How long does it keep? Three days in the fridge. The fish gets softer each day. Still edible. Tastes fishier after day two. Freezing works but texture suffers. The fish gets mealy when thawed. Better to eat it fresh.
Can I skip the oven roasting and just add the vegetables raw to the stew? No. The roasting sweetens them. Caramelizes the edges. Raw sweet potato in the stew stays hard and watery. You’d need another 20 minutes of simmering to soften them. At that point the fish is overdone. Roast first.
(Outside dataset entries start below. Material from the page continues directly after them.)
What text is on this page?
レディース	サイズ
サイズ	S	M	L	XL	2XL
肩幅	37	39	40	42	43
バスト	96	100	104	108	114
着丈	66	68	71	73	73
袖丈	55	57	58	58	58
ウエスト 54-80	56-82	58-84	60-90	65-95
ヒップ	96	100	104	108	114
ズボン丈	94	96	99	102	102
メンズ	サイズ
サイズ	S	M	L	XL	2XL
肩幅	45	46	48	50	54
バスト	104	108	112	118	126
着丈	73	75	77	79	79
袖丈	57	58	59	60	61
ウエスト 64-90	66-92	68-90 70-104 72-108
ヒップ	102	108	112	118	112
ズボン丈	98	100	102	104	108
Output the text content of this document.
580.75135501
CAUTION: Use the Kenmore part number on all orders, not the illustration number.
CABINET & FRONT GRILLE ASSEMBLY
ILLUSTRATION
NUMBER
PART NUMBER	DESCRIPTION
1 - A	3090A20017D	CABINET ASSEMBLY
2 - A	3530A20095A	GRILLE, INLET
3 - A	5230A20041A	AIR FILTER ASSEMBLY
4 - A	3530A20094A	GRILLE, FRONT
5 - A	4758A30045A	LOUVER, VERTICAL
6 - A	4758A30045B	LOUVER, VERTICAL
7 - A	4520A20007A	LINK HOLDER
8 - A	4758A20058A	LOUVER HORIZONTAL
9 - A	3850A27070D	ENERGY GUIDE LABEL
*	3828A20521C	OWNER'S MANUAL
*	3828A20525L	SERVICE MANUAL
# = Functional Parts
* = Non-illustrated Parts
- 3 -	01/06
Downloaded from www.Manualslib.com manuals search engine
Is this a healthy fish and coconut curry? Yes. One bowl has maybe 300 calories depending on fish thickness. Protein-heavy. Coconut milk is light version, not full-fat. No cream. Vegetables are roasted in olive oil, not fried. Turmeric and ginger are anti-inflammatory. It’s the kind of fisherman’s stew that doesn’t pretend to be something else—it’s nourishing and tastes good.
Do I need cumin seeds or can I use powder? Toasted whole seeds. Ground cumin tastes stale almost immediately. Whole seeds hold their flavor. Toast them yourself in a dry pan for a minute. Cracks the skin. Releases the oil. Powder tastes like sadness by comparison.